Cheese Burglary and the Rise of Petty Crime in New Zealand
Beck Eleven, writing for thepress.co.nz, covers the rise in "minor offending" in New Zealand through the lens of a particularly unfortunate cheese crime™:
The case of the pilfered cheese may never be solved.
The weather forecast looked bright as mother-of-four Hayley Marsh opened the fridge in the communal kitchen in the Reefton Domain Camping Ground. She'd expected to find milk for her cup of tea and the kids' cereal, but the plastic bag containing the family's dairy products was missing.

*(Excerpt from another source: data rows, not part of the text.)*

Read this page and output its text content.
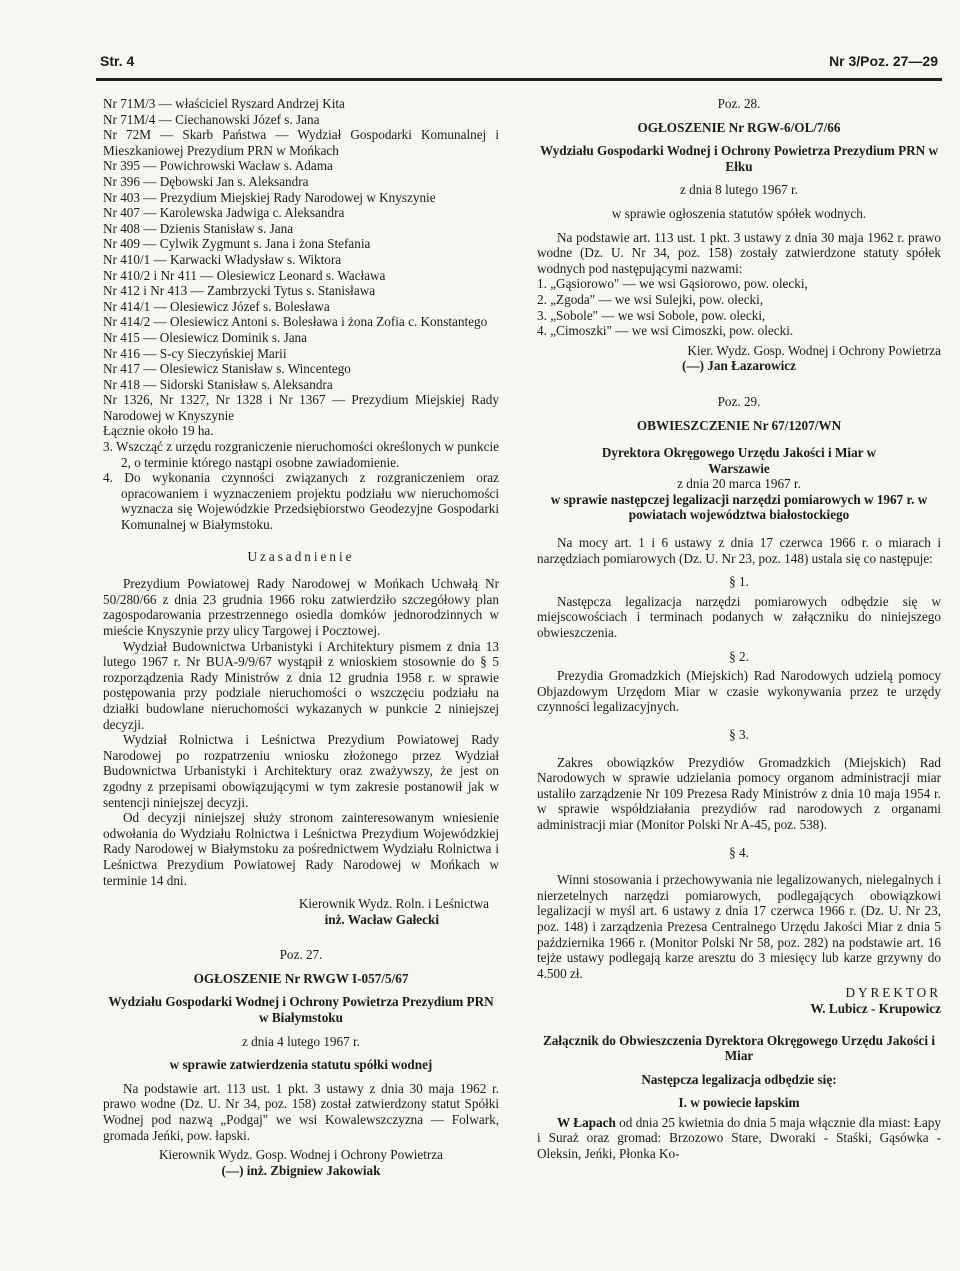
Str. 4	Nr 3/Poz. 27—29

Nr 71M/3 — właściciel Ryszard Andrzej Kita

Nr 71M/4 — Ciechanowski Józef s. Jana

Nr 72M — Skarb Państwa — Wydział Gospodarki Komunalnej i Mieszkaniowej Prezydium PRN w Mońkach

Nr 395 — Powichrowski Wacław s. Adama

Nr 396 — Dębowski Jan s. Aleksandra

Nr 403 — Prezydium Miejskiej Rady Narodowej w Knyszynie

Nr 407 — Karolewska Jadwiga c. Aleksandra

Nr 408 — Dzienis Stanisław s. Jana

Nr 409 — Cylwik Zygmunt s. Jana i żona Stefania

Nr 410/1 — Karwacki Władysław s. Wiktora

Nr 410/2 i Nr 411 — Olesiewicz Leonard s. Wacława

Nr 412 i Nr 413 — Zambrzycki Tytus s. Stanisława

Nr 414/1 — Olesiewicz Józef s. Bolesława

Nr 414/2 — Olesiewicz Antoni s. Bolesława i żona Zofia c. Konstantego

Nr 415 — Olesiewicz Dominik s. Jana

Nr 416 — S-cy Sieczyńskiej Marii

Nr 417 — Olesiewicz Stanisław s. Wincentego

Nr 418 — Sidorski Stanisław s. Aleksandra

Nr 1326, Nr 1327, Nr 1328 i Nr 1367 — Prezydium Miejskiej Rady Narodowej w Knyszynie

Łącznie około 19 ha.

3. Wszcząć z urzędu rozgraniczenie nieruchomości określonych w punkcie 2, o terminie którego nastąpi osobne zawiadomienie.

4. Do wykonania czynności związanych z rozgraniczeniem oraz opracowaniem i wyznaczeniem projektu podziału ww nieruchomości wyznacza się Wojewódzkie Przedsiębiorstwo Geodezyjne Gospodarki Komunalnej w Białymstoku.

Uzasadnienie

Prezydium Powiatowej Rady Narodowej w Mońkach Uchwałą Nr 50/280/66 z dnia 23 grudnia 1966 roku zatwierdziło szczegółowy plan zagospodarowania przestrzennego osiedla domków jednorodzinnych w mieście Knyszynie przy ulicy Targowej i Pocztowej.

Wydział Budownictwa Urbanistyki i Architektury pismem z dnia 13 lutego 1967 r. Nr BUA-9/9/67 wystąpił z wnioskiem stosownie do § 5 rozporządzenia Rady Ministrów z dnia 12 grudnia 1958 r. w sprawie postępowania przy podziale nieruchomości o wszczęciu podziału na działki budowlane nieruchomości wykazanych w punkcie 2 niniejszej decyzji.

Wydział Rolnictwa i Leśnictwa Prezydium Powiatowej Rady Narodowej po rozpatrzeniu wniosku złożonego przez Wydział Budownictwa Urbanistyki i Architektury oraz zważywszy, że jest on zgodny z przepisami obowiązującymi w tym zakresie postanowił jak w sentencji niniejszej decyzji.

Od decyzji niniejszej służy stronom zainteresowanym wniesienie odwołania do Wydziału Rolnictwa i Leśnictwa Prezydium Wojewódzkiej Rady Narodowej w Białymstoku za pośrednictwem Wydziału Rolnictwa i Leśnictwa Prezydium Powiatowej Rady Narodowej w Mońkach w terminie 14 dni.

Kierownik Wydz. Roln. i Leśnictwa

inż. Wacław Gałecki

Poz. 27.

OGŁOSZENIE Nr RWGW I-057/5/67

Wydziału Gospodarki Wodnej i Ochrony Powietrza Prezydium PRN w Białymstoku

z dnia 4 lutego 1967 r.

w sprawie zatwierdzenia statutu spółki wodnej

Na podstawie art. 113 ust. 1 pkt. 3 ustawy z dnia 30 maja 1962 r. prawo wodne (Dz. U. Nr 34, poz. 158) został zatwierdzony statut Spółki Wodnej pod nazwą „Podgaj" we wsi Kowalewszczyzna — Folwark, gromada Jeńki, pow. łapski.

Kierownik Wydz. Gosp. Wodnej i Ochrony Powietrza

(—) inż. Zbigniew Jakowiak

Poz. 28.

OGŁOSZENIE Nr RGW-6/OL/7/66

Wydziału Gospodarki Wodnej i Ochrony Powietrza Prezydium PRN w Ełku

z dnia 8 lutego 1967 r.

w sprawie ogłoszenia statutów spółek wodnych.

Na podstawie art. 113 ust. 1 pkt. 3 ustawy z dnia 30 maja 1962 r. prawo wodne (Dz. U. Nr 34, poz. 158) zostały zatwierdzone statuty spółek wodnych pod następującymi nazwami:

1. „Gąsiorowo" — we wsi Gąsiorowo, pow. olecki,

2. „Zgoda" — we wsi Sulejki, pow. olecki,

3. „Sobole" — we wsi Sobole, pow. olecki,

4. „Cimoszki" — we wsi Cimoszki, pow. olecki.

Kier. Wydz. Gosp. Wodnej i Ochrony Powietrza

(—) Jan Łazarowicz

Poz. 29.

OBWIESZCZENIE Nr 67/1207/WN

Dyrektora Okręgowego Urzędu Jakości i Miar w Warszawie

z dnia 20 marca 1967 r.

w sprawie następczej legalizacji narzędzi pomiarowych w 1967 r. w powiatach województwa białostockiego

Na mocy art. 1 i 6 ustawy z dnia 17 czerwca 1966 r. o miarach i narzędziach pomiarowych (Dz. U. Nr 23, poz. 148) ustala się co następuje:

§ 1.

Następcza legalizacja narzędzi pomiarowych odbędzie się w miejscowościach i terminach podanych w załączniku do niniejszego obwieszczenia.

§ 2.

Prezydia Gromadzkich (Miejskich) Rad Narodowych udzielą pomocy Objazdowym Urzędom Miar w czasie wykonywania przez te urzędy czynności legalizacyjnych.

§ 3.

Zakres obowiązków Prezydiów Gromadzkich (Miejskich) Rad Narodowych w sprawie udzielania pomocy organom administracji miar ustaliło zarządzenie Nr 109 Prezesa Rady Ministrów z dnia 10 maja 1954 r. w sprawie współdziałania prezydiów rad narodowych z organami administracji miar (Monitor Polski Nr A-45, poz. 538).

§ 4.

Winni stosowania i przechowywania nie legalizowanych, nielegalnych i nierzetelnych narzędzi pomiarowych, podlegających obowiązkowi legalizacji w myśl art. 6 ustawy z dnia 17 czerwca 1966 r. (Dz. U. Nr 23, poz. 148) i zarządzenia Prezesa Centralnego Urzędu Jakości Miar z dnia 5 października 1966 r. (Monitor Polski Nr 58, poz. 282) na podstawie art. 16 tejże ustawy podlegają karze aresztu do 3 miesięcy lub karze grzywny do 4.500 zł.

DYREKTOR

W. Lubicz - Krupowicz

Załącznik do Obwieszczenia Dyrektora Okręgowego Urzędu Jakości i Miar

Następcza legalizacja odbędzie się:

I. w powiecie łapskim

W Łapach od dnia 25 kwietnia do dnia 5 maja włącznie dla miast: Łapy i Suraż oraz gromad: Brzozowo Stare, Dworaki - Staśki, Gąsówka - Oleksin, Jeńki, Płonka Ko-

"[the investigating policeman] was so earnest. He asked what kind of cheese. I told him it was a wedge of blue cheese, some processed cheese singles and some brie. Then I heard an audible groan. He said: 'Oh no, not the brie'. He sounded more devastated than me."
Read the full story here for a fascinating account of daily police work in Chirstchurch, and for the conclusion of the case of the kidnapped curds:
Marsh later found a little pile of plastic wrappers in a nearby skate park - wrappers from processed cheese singles - and the wedge of blue cheese that remained untouched.
"Yes," says Marsh. "They'd eaten the rubbery cheese and dumped the good stuff. Hurtful."